Correct, since you ensure it by stratified Sampling method...

3- The significant level is the maximum allowed chance of type I error (rejecting a correct H0) allowed. under the assumption that H0 is correct and we want to reject it only if you pretty sure it isn't correct. this is not the case in your question.
You are more interested in the power of the test to reject incorrect H0, and this related to the required effect you want to identify with the test.
I don't think this is the correct direction ...

Not sure I fully followed this. but i think you agree that by testing the control and test files I am trying to ensure I do not have a Type II error. i.e accept H0 - the files are not significantly different when they actually are. But you don't think this is the correct direction. Could you please advise what you mean by not the correct direction and what is.

significant level(alpha) is the maximum allowed probability for type 1 error (rejecting correct H0)
Beta is the maximum allowed probability for type 2 error (rejecting correct H1). Power=1-Beta
In your case rejecting correct H1 will say: the test will say that the data is a "good sample" while it isn't
 

ondansetron

TS Contributor
#13
significant level(alpha) is the maximum allowed probability for type 1 error (rejecting correct H0)
Beta is the maximum allowed probability for type 2 error (rejecting correct H1).

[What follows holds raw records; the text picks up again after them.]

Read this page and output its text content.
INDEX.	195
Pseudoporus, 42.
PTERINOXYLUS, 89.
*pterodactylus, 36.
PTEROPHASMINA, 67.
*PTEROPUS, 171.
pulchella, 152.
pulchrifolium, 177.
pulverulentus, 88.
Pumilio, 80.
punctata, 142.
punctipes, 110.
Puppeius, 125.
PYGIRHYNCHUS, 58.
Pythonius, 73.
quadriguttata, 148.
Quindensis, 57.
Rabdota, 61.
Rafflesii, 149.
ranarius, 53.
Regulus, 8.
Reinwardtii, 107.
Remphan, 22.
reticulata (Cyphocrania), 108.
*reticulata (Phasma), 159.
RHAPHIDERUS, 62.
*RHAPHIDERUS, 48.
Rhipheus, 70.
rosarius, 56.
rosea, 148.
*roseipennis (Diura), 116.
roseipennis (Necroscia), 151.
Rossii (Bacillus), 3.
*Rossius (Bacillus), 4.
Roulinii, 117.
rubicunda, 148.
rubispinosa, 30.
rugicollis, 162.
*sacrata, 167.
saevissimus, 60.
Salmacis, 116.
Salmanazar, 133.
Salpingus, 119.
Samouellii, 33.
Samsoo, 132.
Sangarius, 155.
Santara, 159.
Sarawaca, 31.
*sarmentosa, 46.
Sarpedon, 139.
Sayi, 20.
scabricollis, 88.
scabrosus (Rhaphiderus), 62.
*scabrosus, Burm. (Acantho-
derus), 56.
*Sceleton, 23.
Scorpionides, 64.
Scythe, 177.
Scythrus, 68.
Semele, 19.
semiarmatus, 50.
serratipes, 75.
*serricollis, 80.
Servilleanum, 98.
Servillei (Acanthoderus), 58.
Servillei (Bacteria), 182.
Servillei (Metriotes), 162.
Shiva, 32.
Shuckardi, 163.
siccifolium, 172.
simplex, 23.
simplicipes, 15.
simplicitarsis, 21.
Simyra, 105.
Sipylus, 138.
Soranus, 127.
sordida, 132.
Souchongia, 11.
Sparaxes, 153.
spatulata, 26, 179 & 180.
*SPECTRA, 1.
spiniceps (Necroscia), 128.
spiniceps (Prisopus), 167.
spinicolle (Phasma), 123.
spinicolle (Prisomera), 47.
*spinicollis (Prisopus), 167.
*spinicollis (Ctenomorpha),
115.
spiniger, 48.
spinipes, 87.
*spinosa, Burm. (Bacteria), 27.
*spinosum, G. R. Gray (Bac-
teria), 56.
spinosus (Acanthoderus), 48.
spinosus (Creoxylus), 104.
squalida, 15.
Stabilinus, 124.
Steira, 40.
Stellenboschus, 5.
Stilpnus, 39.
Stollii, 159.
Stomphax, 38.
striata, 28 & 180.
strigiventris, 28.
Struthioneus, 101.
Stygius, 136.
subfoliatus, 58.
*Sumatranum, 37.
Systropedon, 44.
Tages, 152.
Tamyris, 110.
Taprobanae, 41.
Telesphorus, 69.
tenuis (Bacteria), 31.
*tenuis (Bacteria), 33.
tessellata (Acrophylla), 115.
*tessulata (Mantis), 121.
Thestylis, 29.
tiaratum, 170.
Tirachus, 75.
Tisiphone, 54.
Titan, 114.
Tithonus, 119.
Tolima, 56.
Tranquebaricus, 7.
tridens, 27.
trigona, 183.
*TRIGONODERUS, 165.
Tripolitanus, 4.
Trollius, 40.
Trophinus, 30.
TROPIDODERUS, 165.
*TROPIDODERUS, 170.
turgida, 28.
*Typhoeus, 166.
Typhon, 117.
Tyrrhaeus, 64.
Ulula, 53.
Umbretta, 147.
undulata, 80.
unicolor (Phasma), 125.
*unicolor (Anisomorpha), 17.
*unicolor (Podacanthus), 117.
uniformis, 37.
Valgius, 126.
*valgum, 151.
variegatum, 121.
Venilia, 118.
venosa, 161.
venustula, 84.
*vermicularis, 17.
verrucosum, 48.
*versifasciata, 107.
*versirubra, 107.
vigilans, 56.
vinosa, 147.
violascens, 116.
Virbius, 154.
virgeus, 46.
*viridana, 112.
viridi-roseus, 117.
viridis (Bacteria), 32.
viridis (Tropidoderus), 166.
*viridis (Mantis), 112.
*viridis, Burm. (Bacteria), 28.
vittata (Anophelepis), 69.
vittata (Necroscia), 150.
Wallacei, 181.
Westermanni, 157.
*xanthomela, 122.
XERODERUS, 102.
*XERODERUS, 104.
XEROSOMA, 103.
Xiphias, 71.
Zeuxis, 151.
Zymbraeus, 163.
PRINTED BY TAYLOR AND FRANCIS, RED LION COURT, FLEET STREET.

Power=1-Beta
In your case rejecting correct H1 will say: the test will say that the data is a "good sample" while it isn't
A Type II error is in reference to incorrectly accepting the null hypothesis, not something to do with the alternative (H1/Ha).

Rejecting the null hypothesis does not mean the data are “good” or that the sample is “good”. This is a common misconception that leads to p-hacking (my data aren’t “good”, let me try again...and again, and again.)
 
#14
When you incorrectly accepting H0, you don't accept the correct H1 ...
Of course, H0 is the default so it is more accurate to use "not accept" than to use "reject", since you reject only the default.
But I used reject to emphasize that you need to look on both sides, both types of error.

I didn't write the goal is to reject Ho...the goal is to build a test with the correct power to reject H0 when H0 is not correct (base of the required effect size).
Many people treat only the significant level but forget to treat the other side, the test power.